I question, however, whether all anti-precocity advocates are motivated by altruism. While Craik ostensibly writes her essay out of pity for Thomas’s untimely death and to excoriate his father for allegedly causing it, one detects an unmistakable throughline of distaste for the “priggish,” conceited, unchildlike boy she has decided to memorialize: “when we reflect what very unpleasant people . . . [Thomas and another deceased precocious child] might possibly have become, we think almost with satisfaction of the two little graves” (51). Craik’s concern for “poor Thomas” cannot quite hide the affective strength of her dislike of his unusualness: his refusal to perform childhood naturally. Precociousness is a complaint that induces complaining, a nuisance in every sense. We sense a relief in Craik’s essay, even sixty years on, that Thomas was culled from the social fabric. Here, the weakness that attends abnormality allows for a Darwinian cleansing: the precocious are unfit to survive.
--Mallory R. Cohn
References:
Craik, Dinah Maria Mulock. “A Child’s Life: Sixty Years Ago.” The Unkind Word, and Other Stories. Freeport, N.Y: Books for Libraries Press, 1969. Short Story Index Reprint Series.

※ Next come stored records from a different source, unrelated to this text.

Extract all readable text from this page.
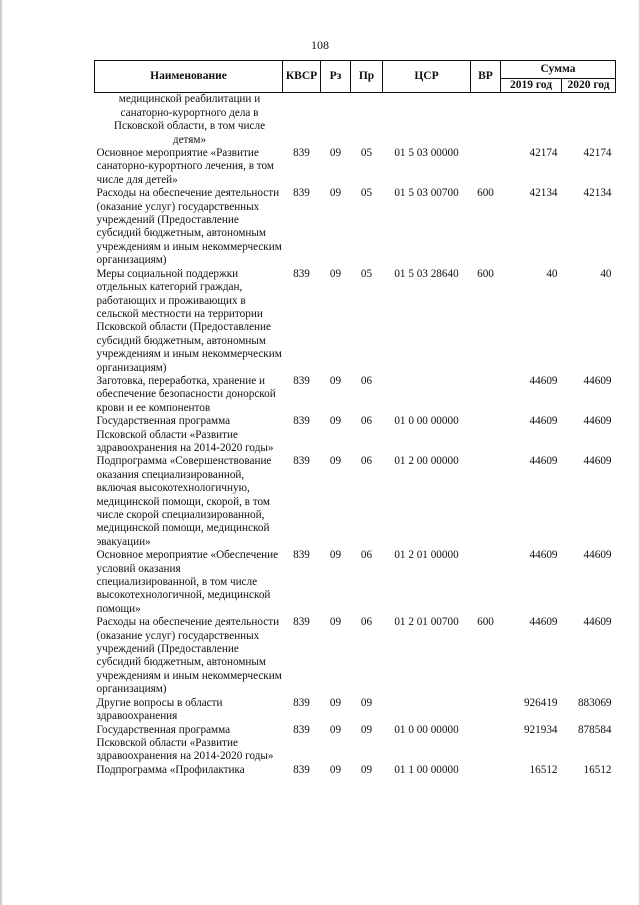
108
Наименование	КВСР	Рз	Пр	ЦСР	ВР	Сумма	
						2019 год	2020 год
медицинской реабилитации и санаторно-курортного дела в Псковской области, в том числе детям»							
Основное мероприятие «Развитие санаторно-курортного лечения, в том числе для детей»	839	09	05	01 5 03 00000		42174	42174
Расходы на обеспечение деятельности (оказание услуг) государственных учреждений (Предоставление субсидий бюджетным, автономным учреждениям и иным некоммерческим организациям)	839	09	05	01 5 03 00700	600	42134	42134
Меры социальной поддержки отдельных категорий граждан, работающих и проживающих в сельской местности на территории Псковской области (Предоставление субсидий бюджетным, автономным учреждениям и иным некоммерческим организациям)	839	09	05	01 5 03 28640	600	40	40
Заготовка, переработка, хранение и обеспечение безопасности донорской крови и ее компонентов	839	09	06			44609	44609
Государственная программа Псковской области «Развитие здравоохранения на 2014-2020 годы»	839	09	06	01 0 00 00000		44609	44609
Подпрограмма «Совершенствование оказания специализированной, включая высокотехнологичную, медицинской помощи, скорой, в том числе скорой специализированной, медицинской помощи, медицинской эвакуации»	839	09	06	01 2 00 00000		44609	44609
Основное мероприятие «Обеспечение условий оказания специализированной, в том числе высокотехнологичной, медицинской помощи»	839	09	06	01 2 01 00000		44609	44609
Расходы на обеспечение деятельности (оказание услуг) государственных учреждений (Предоставление субсидий бюджетным, автономным учреждениям и иным некоммерческим организациям)	839	09	06	01 2 01 00700	600	44609	44609
Другие вопросы в области здравоохранения	839	09	09			926419	883069
Государственная программа Псковской области «Развитие здравоохранения на 2014-2020 годы»	839	09	09	01 0 00 00000		921934	878584
Подпрограмма «Профилактика	839	09	09	01 1 00 00000		16512	16512
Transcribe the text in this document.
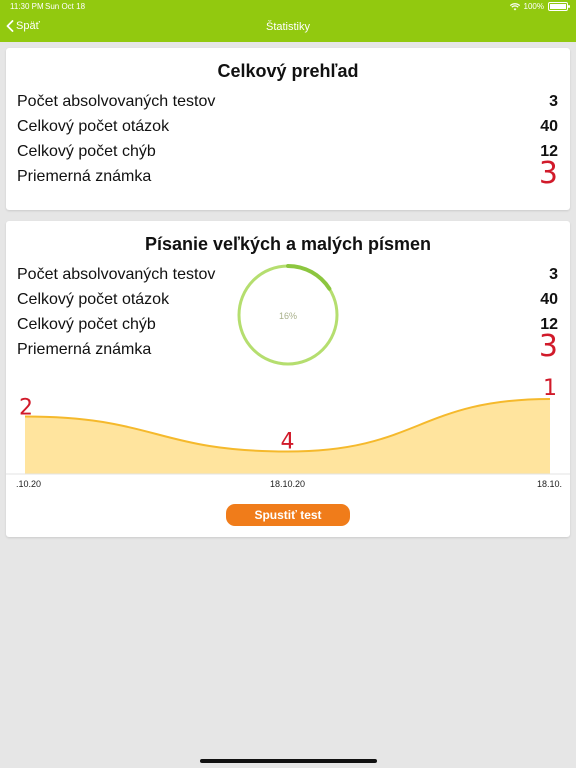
11:30 PM Sun Oct 18	100%
Späť	Štatistiky
Celkový prehľad
Počet absolvovaných testov	3
Celkový počet otázok	40
Celkový počet chýb	12
Priemerná známka	3
Písanie veľkých a malých písmen
Počet absolvovaných testov	3
Celkový počet otázok	40
Celkový počet chýb	12
Priemerná známka	3
16%
2
4
1
.10.20	18.10.20	18.10.
Spustiť test
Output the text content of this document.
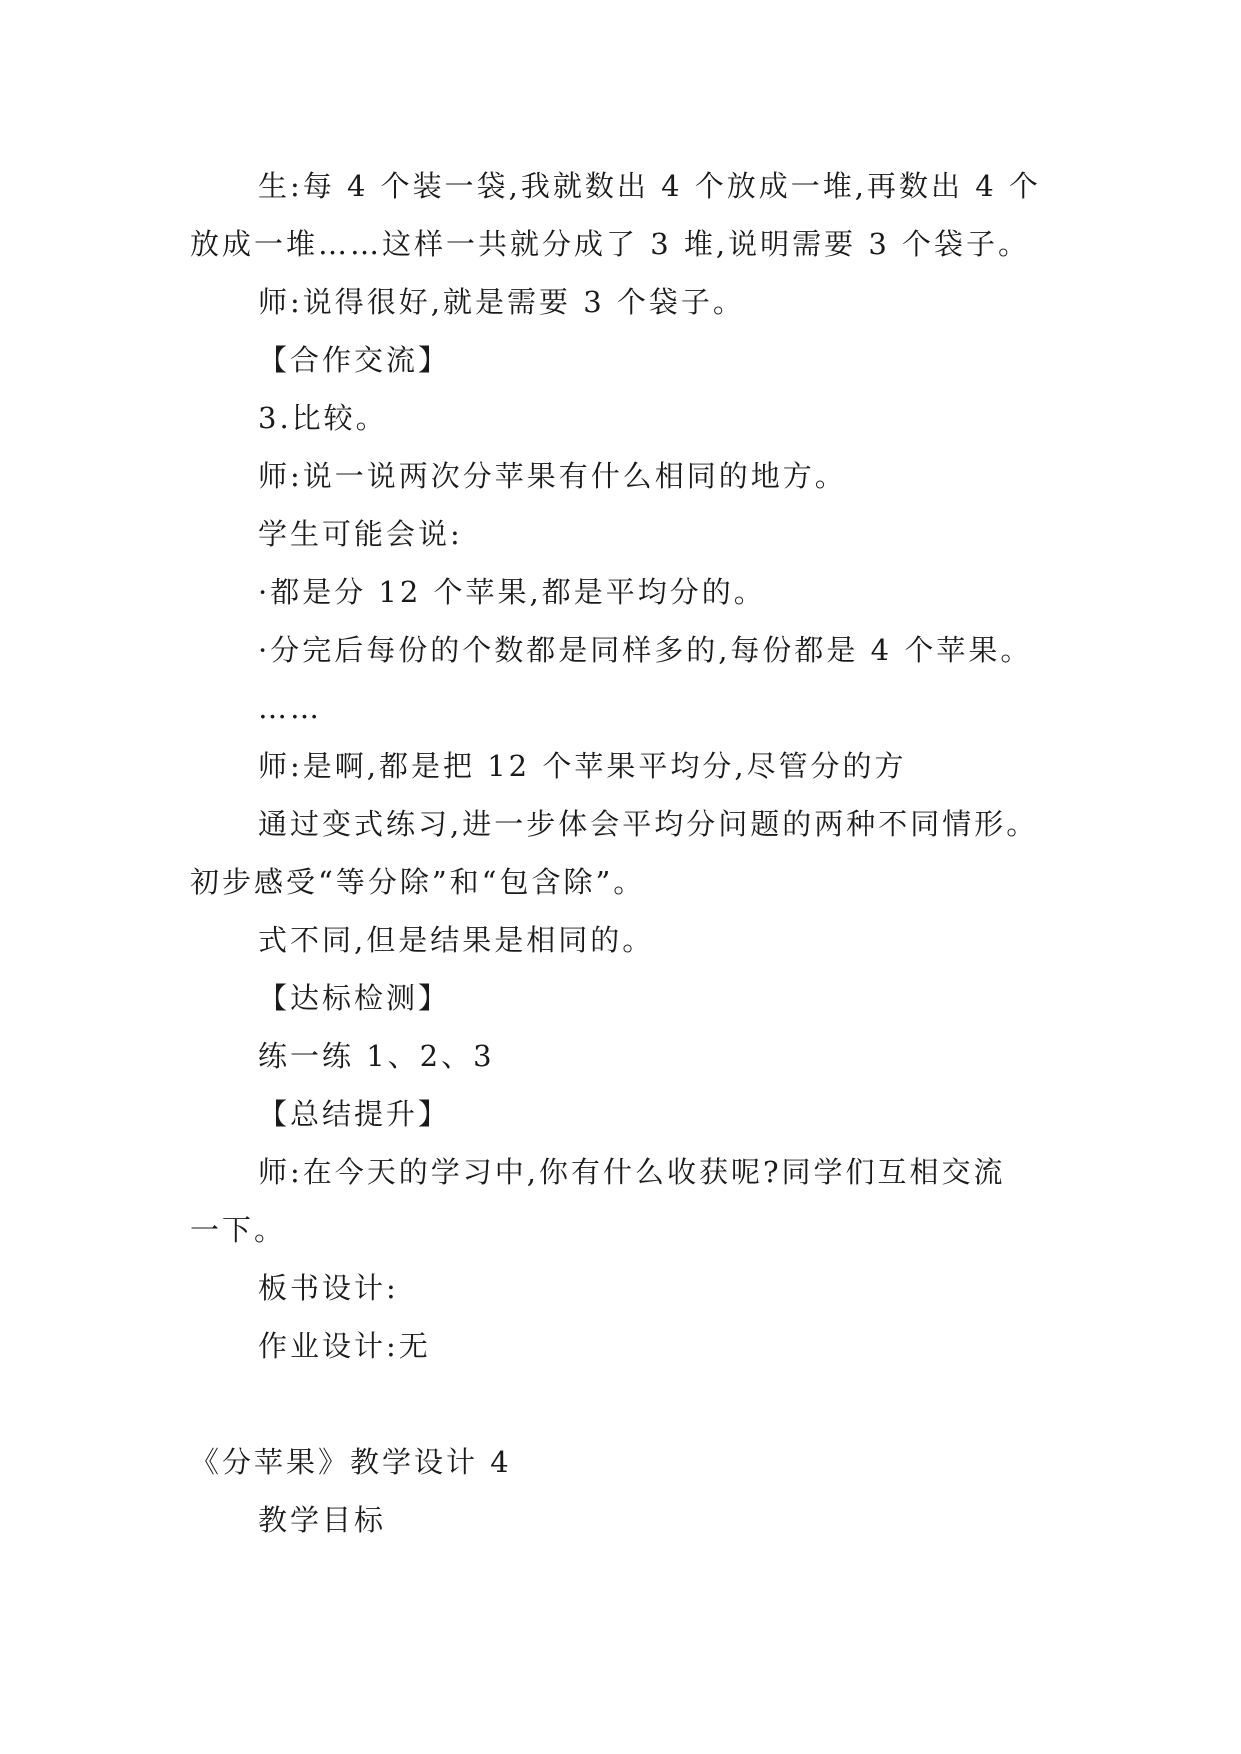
生:每 4 个装一袋,我就数出 4 个放成一堆,再数出 4 个
放成一堆……这样一共就分成了 3 堆,说明需要 3 个袋子。
师:说得很好,就是需要 3 个袋子。
【合作交流】
3.比较。
师:说一说两次分苹果有什么相同的地方。
学生可能会说:
·都是分 12 个苹果,都是平均分的。
·分完后每份的个数都是同样多的,每份都是 4 个苹果。
……
师:是啊,都是把 12 个苹果平均分,尽管分的方
通过变式练习,进一步体会平均分问题的两种不同情形。
初步感受“等分除”和“包含除”。
式不同,但是结果是相同的。
【达标检测】
练一练 1、2、3
【总结提升】
师:在今天的学习中,你有什么收获呢?同学们互相交流
一下。
板书设计:
作业设计:无
《分苹果》教学设计 4
教学目标
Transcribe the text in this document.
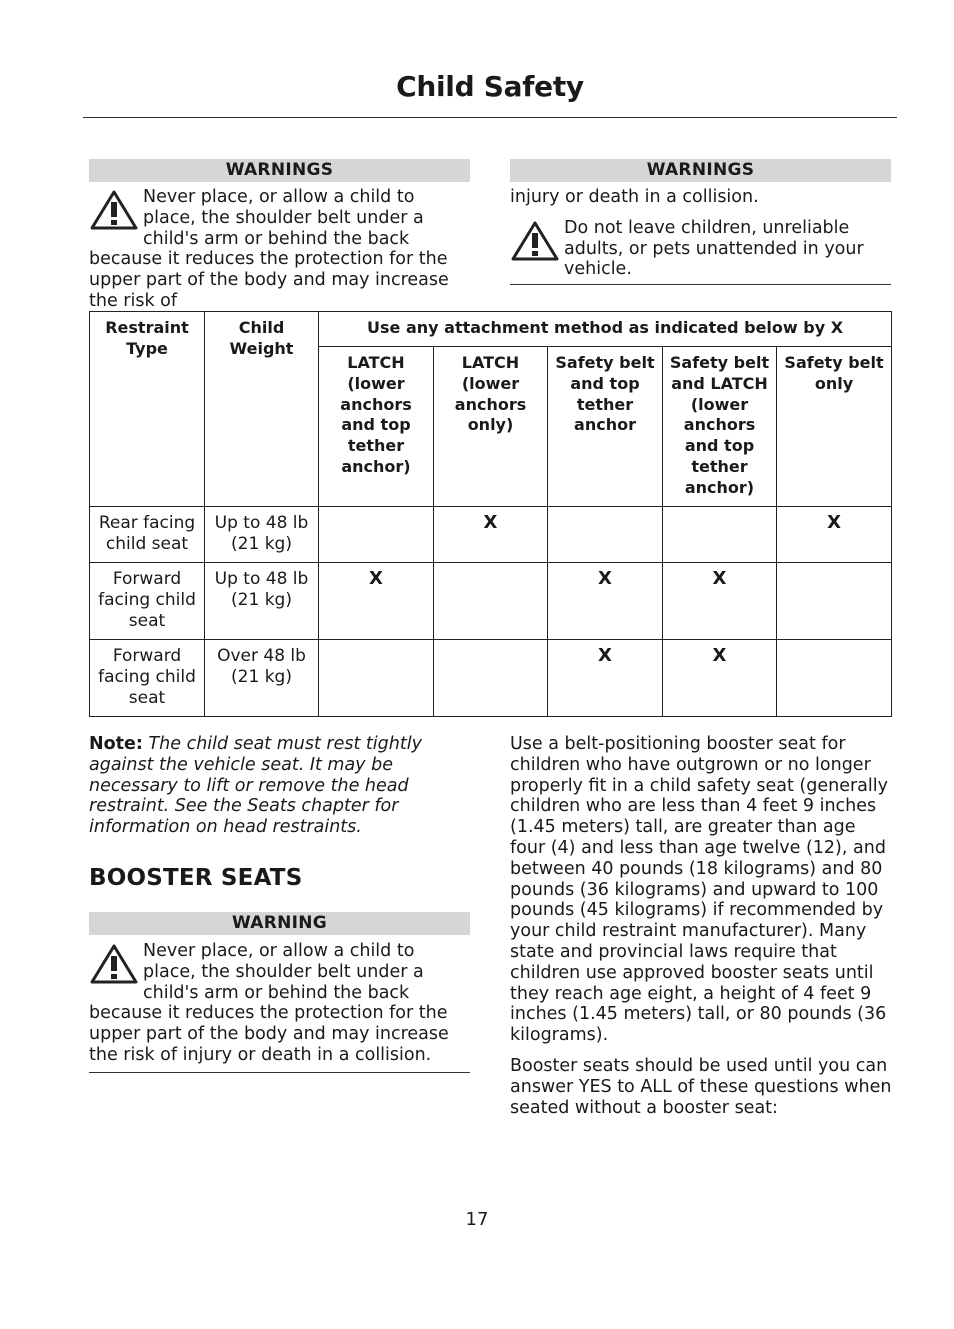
Child Safety
WARNINGS
Never place, or allow a child to place, the shoulder belt under a child's arm or behind the back because it reduces the protection for the upper part of the body and may increase the risk of
WARNINGS
injury or death in a collision.
Do not leave children, unreliable adults, or pets unattended in your vehicle.
Restraint Type	Child Weight	Use any attachment method as indicated below by X				
		LATCH (lower anchors and top tether anchor)	LATCH (lower anchors only)	Safety belt and top tether anchor	Safety belt and LATCH (lower anchors and top tether anchor)	Safety belt only
Rear facing child seat	Up to 48 lb (21 kg)		X			X
Forward facing child seat	Up to 48 lb (21 kg)	X		X	X	
Forward facing child seat	Over 48 lb (21 kg)			X	X	
Note: The child seat must rest tightly against the vehicle seat. It may be necessary to lift or remove the head restraint. See the Seats chapter for information on head restraints.
BOOSTER SEATS
WARNING
Never place, or allow a child to place, the shoulder belt under a child's arm or behind the back because it reduces the protection for the upper part of the body and may increase the risk of injury or death in a collision.

Use a belt-positioning booster seat for children who have outgrown or no longer properly fit in a child safety seat (generally children who are less than 4 feet 9 inches (1.45 meters) tall, are greater than age four (4) and less than age twelve (12), and between 40 pounds (18 kilograms) and 80 pounds (36 kilograms) and upward to 100 pounds (45 kilograms) if recommended by your child restraint manufacturer). Many state and provincial laws require that children use approved booster seats until they reach age eight, a height of 4 feet 9 inches (1.45 meters) tall, or 80 pounds (36 kilograms).

Booster seats should be used until you can answer YES to ALL of these questions when seated without a booster seat:

17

Crichton-Browne, James. “Education and the Nervous System.” The Book of Health. Ed. Malcolm Morris. London: Cassell, 1883.
Dickens, Charles. Dombey and Son. London: Penguin, 2002.
Malkin, Benjamin Heath. A Father’s Memoirs of His Child. London: Longman, Hurst, Rees, and Orme, 1806.
Quart, Alissa. Hothouse Kids: The Dilemma of the Gifted Child. New York: Penguin, 2006.
Shuttleworth, Sally. The Mind of the Child: Child Development in Literature, Science and Medicine, 1840-1900. Oxford: Oxford University Press, 2010.